One story stood out not because it was all that unusual in the organization but because Ralph had never run up against anything like it during his time of service from 1967-1970. Not in basic training AIT, not in Vietnam although he had heard stuff about disaffected soldiers toward the end of his enlistment. This guy, Frank Jefferson, he had met at one of the workshops on military resisters had told Ralph when he asked that he had served a year in an Army stockade for refusing to wear the uniform, refusing to do Army work of any kind. At least voluntarily. The rough details of Frank’s story went like this. He had been drafted in late 1968 and was inducted into the Army in early 1969 having had no particular reason not to go in since while he was vaguely anti-war like most college students he was not a conscientious objector (and still doesn’t since he believes wars of national liberation and the like are just and supportable, especially those who are facing down the barrel of American imperialism, was not interested in going to jail like some guys, some draft resisters, from his generation who refused to be inducted an did not even think about the option of Canada or some such exile. Moreover the ethos of his town, his family, his whole social circle was not one that would have welcomed resistance, would not have been understood as a sincere if different way of looking at the world. Add to that two guys had been killed in Vietnam from his neighborhood and the social pressure to conform was too great to buck even if he had had stronger convictions then. 
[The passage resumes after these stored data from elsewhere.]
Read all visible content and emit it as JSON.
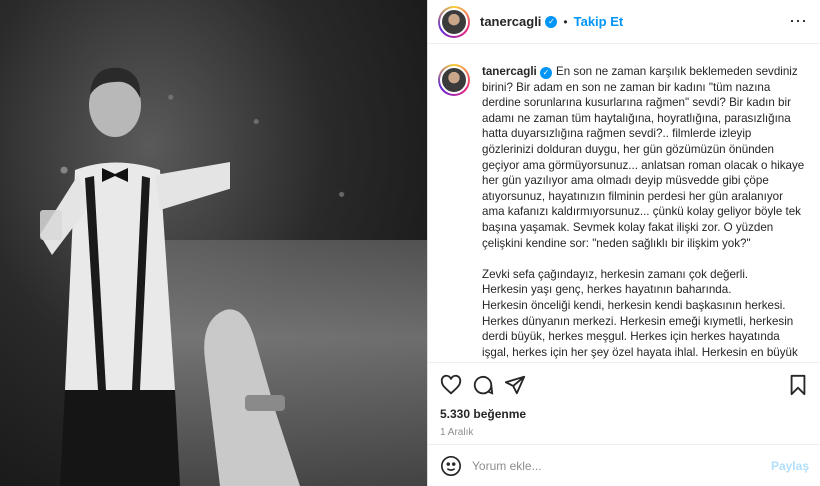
{
  "post": {
    "username": "tanercagli",
    "follow_label": "Takip Et",
    "dot": "•",
    "more": "⋯",
    "caption": "En son ne zaman karşılık beklemeden sevdiniz birini? Bir adam en son ne zaman bir kadını \"tüm nazına derdine sorunlarına kusurlarına rağmen\" sevdi? Bir kadın bir adamı ne zaman tüm haytalığına, hoyratlığına, parasızlığına hatta duyarsızlığına rağmen sevdi?.. filmlerde izleyip gözlerinizi dolduran duygu, her gün gözümüzün önünden geçiyor ama görmüyorsunuz... anlatsan roman olacak o hikaye her gün yazılıyor ama olmadı deyip müsvedde gibi çöpe atıyorsunuz, hayatınızın filminin perdesi her gün aralanıyor ama kafanızı kaldırmıyorsunuz... çünkü kolay geliyor böyle tek başına yaşamak. Sevmek kolay fakat ilişki zor. O yüzden çelişkini kendine sor: \"neden sağlıklı bir ilişkim yok?\"\n\nZevki sefa çağındayız, herkesin zamanı çok değerli.\nHerkesin yaşı genç, herkes hayatının baharında.\nHerkesin önceliği kendi, herkesin kendi başkasının herkesi.\nHerkes dünyanın merkezi. Herkesin emeği kıymetli, herkesin derdi büyük, herkes meşgul. Herkes için herkes hayatında işgal, herkes için her şey özel hayata ihlal. Herkesin en büyük şikayeti ihmal.. peki sen ne yaptın kardeşim diye sorduğunda? Herkes ölümüne inkar.",
    "likes": "5.330 beğenme",
    "date": "1 Aralık"
  },
  "comment": {
    "placeholder": "Yorum ekle...",
    "share_label": "Paylaş"
  },
  "colors": {
    "accent": "#0095f6",
    "share_disabled": "#b2dffc"
  },
  "icons": [
    "verified-icon",
    "more-options-icon",
    "heart-icon",
    "comment-icon",
    "share-icon",
    "bookmark-icon",
    "emoji-icon"
  ]
}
Three days, maybe less after Frank was deposited at Fort Jackson in South Carolina in January, 1969 for basic training he knew he had made a great mistake, had had stronger anti-war feelings, maybe better anti-military feelings than he suspected and was heading for a fall. This was a period when draftees, those fewer and fewer men who were allowing themselves to be drafted, were being channeled toward the infantry, the “grunts,” the cannon-fodder (words he learned later but not known as he came in) and that was his fate. He was trained as an 11 Bravo, killer soldier. Eventually he got orders to report to Fort Lewis in Washington for transport to Vietnam. On a short leave before he was requested to report Frank went back to Cambridge where he grew up and checked in with the Quakers which somebody had told him to do if he was going to challenge his fate in any way. The counsellor there advised him to put in a CO application at Fort Devens nearby. He did so, was turned down because as a Catholic objector he did not qualify under the doctrine of that church. (And he still held to his “just war” position mentioned above). He tried to appeal that decision through military then civilian channels with help from a lawyer provided by the Quakers (really their American Friends Service Committee) although that was dicey at best. Then, despite some counsel against such actions Frank had an epiphany, a day of reckoning, a day when he decided that enough was enough and showed up at parade field for the Monday morning report in civilian clothes carrying a “Bring The Troops Home” sign. Pandemonium ensued, he was man-handled by two beefy lifer-sergeants and was thrown in the stockade. Eventually he was tried and sentenced to six month under a special court-martial for disobeying orders which he served. He got out after during that stretch and continued to refuse to wear the uniform or do work. So back to the stockade and re-trial getting another six months, again for disobeying lawful orders. Fortunately that civilian lawyer had brought the CO denial case to the Federal Court in Boston on a writ of habeas corpus and the judge ruled that the Army had acted wrongly in denying the application. A few weeks later he was released. Frank said otherwise he still might forty plus years later be doing yet another six month sentence. So that was his story and there were probably others like that during that turbulent time when the Army was near mutiny.

Ralph said to himself after hearing the Jefferson story, yeah, these are the brethren I can work with, guys like Jefferson really won’t fold under pressure. Yeah, that’s right.